Abstract

Abstract Lymphangioleiomyomatosis (LAM) is a rare lung disease presenting with benign tumors, affecting premenopausal women. LAM is diagnosed by HMB45 staining. We questioned whether gp100 expression by lesional cells lends opportunities to treat LAM by adoptive T cell transfer. As LAM tumors are sparsely infiltrated by T cells, we looked to melanoma and vitiligo as sources of gp100-reactive TCRs. The gp100-reactive TCRs T4H2, R6C12 and SILv44 were cloned into retro-and lentiviral vectors and introduced into primary human CD8+ T cells.
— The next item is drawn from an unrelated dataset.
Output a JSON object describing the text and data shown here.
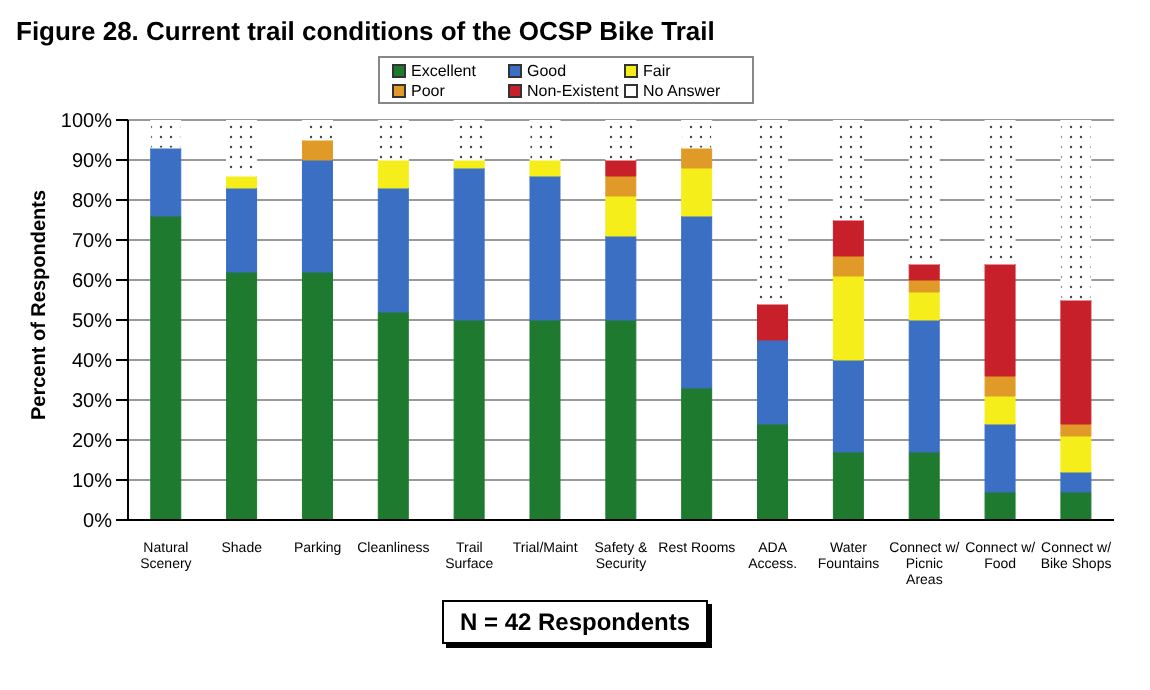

Transgenic T cells were combined with melanoma cells, melanocytes and LAM cells and responses were measured by ELISA detecting IFN-γ, IL-17, TNF or IL-4 after 48 hrs. Cytotoxicity was measured by 51Cr release and CD107a expression, and in vivo using SCID/Beige mice challenged with 106 888A2 human melanoma cells and treated twice with 106 SILv44 transduced T cells. Transgenic T cells conferred specific reactivity to HLA-A2+, gp100+ cells, including human LAM10224 cells, in vitro. The SILv44 TCR mediated most IL-17a expression whereas INF-γ secretion was greatest in T4H2 transduced cells. Surprisingly, IL17a expression decreased with increasing peptide concentrations. IL17a+, SILv44+ T cells conferred most anti-tumor protection in mice. LAM10224 cells can form tumors in immunodeficient mice, and SILv44 transgenic T cells should likewise contain such tumors. Thus, SILv44 transgenic T cells may serve as a viable treatment for LAM.